Suppose someone kidnaps someone close to you, and demands all of your life savings. Kidnapping is a federal crime, because those who are kidnapped might be moved across state lines. The FBI is brought in, and negotiators are given the task of handling the job. Someone says to you that you are part of the problem. You should try to reach a compromise in which you give, say, half of your life savings to the kidnappers, in exchange for your loved one. That's called "compromise." What's wrong with you? You're obviously just as much to blame as the kidnapper. Maybe more. Why won't you compromise?
Realistically, you might pay the ransom rather than risk your loved one by alerting the FBI, but I'm addressing the philosophy here. Just go with it.

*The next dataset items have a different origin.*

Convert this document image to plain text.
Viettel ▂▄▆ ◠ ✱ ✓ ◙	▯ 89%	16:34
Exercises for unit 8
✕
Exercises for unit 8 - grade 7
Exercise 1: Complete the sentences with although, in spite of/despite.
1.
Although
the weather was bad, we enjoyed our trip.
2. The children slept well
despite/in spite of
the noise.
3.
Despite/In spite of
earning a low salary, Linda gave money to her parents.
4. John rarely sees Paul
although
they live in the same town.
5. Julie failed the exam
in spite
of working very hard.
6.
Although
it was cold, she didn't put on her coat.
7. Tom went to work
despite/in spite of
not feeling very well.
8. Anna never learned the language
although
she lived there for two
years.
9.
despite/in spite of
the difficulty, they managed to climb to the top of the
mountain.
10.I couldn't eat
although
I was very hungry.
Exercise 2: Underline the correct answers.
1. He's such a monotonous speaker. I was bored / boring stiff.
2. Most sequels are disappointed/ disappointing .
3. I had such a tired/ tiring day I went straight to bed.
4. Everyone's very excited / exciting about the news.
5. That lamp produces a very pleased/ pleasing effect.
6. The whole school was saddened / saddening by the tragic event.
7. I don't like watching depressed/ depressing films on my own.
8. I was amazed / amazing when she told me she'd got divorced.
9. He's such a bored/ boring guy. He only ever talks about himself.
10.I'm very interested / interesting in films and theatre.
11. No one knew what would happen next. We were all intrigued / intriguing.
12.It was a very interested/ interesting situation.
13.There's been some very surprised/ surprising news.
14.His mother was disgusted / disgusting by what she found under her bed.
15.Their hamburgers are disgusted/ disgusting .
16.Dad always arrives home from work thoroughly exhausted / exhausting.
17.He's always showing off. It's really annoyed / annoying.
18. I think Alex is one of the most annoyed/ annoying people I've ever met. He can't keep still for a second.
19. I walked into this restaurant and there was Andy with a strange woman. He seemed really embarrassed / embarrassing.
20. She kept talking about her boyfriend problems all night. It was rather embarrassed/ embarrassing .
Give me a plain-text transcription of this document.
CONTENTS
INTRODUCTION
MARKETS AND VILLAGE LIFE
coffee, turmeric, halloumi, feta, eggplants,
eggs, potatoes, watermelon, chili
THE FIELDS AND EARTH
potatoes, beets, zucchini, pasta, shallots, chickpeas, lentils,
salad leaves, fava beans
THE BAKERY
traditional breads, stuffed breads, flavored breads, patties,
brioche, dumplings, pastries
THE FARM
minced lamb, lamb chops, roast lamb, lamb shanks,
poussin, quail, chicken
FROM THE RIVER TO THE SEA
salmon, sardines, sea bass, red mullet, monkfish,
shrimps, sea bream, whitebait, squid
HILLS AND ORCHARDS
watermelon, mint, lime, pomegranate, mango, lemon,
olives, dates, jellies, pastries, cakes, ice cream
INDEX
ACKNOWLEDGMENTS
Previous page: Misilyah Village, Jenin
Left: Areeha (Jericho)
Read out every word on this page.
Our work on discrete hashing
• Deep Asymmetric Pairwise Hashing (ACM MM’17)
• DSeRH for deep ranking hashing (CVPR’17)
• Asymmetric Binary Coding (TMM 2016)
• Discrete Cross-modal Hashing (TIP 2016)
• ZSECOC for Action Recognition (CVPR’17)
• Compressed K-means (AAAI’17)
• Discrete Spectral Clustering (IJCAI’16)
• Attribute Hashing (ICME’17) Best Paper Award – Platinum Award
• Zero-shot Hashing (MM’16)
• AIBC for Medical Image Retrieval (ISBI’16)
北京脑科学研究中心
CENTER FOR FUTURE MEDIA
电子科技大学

There are two problems with the moral demand that you compromise. First, the demand is that you give something up that the hostage-taker has no moral right to demand. The hostage-taker didn't offer to sell you something in exchange for money, creating a situation in which the price is something over which you haggle. The second problem is that the tactic itself takes away the hostage-taker's moral authority to demand any compromise.
Compromise is not an intrinsic moral good, and telling someone to compromise when circumstances don't warrant it is problematic. I'll have more to say about this over the weekend, I think, as it relates to academic theories of political bargaining and negotiation, but this is just something that bugs me.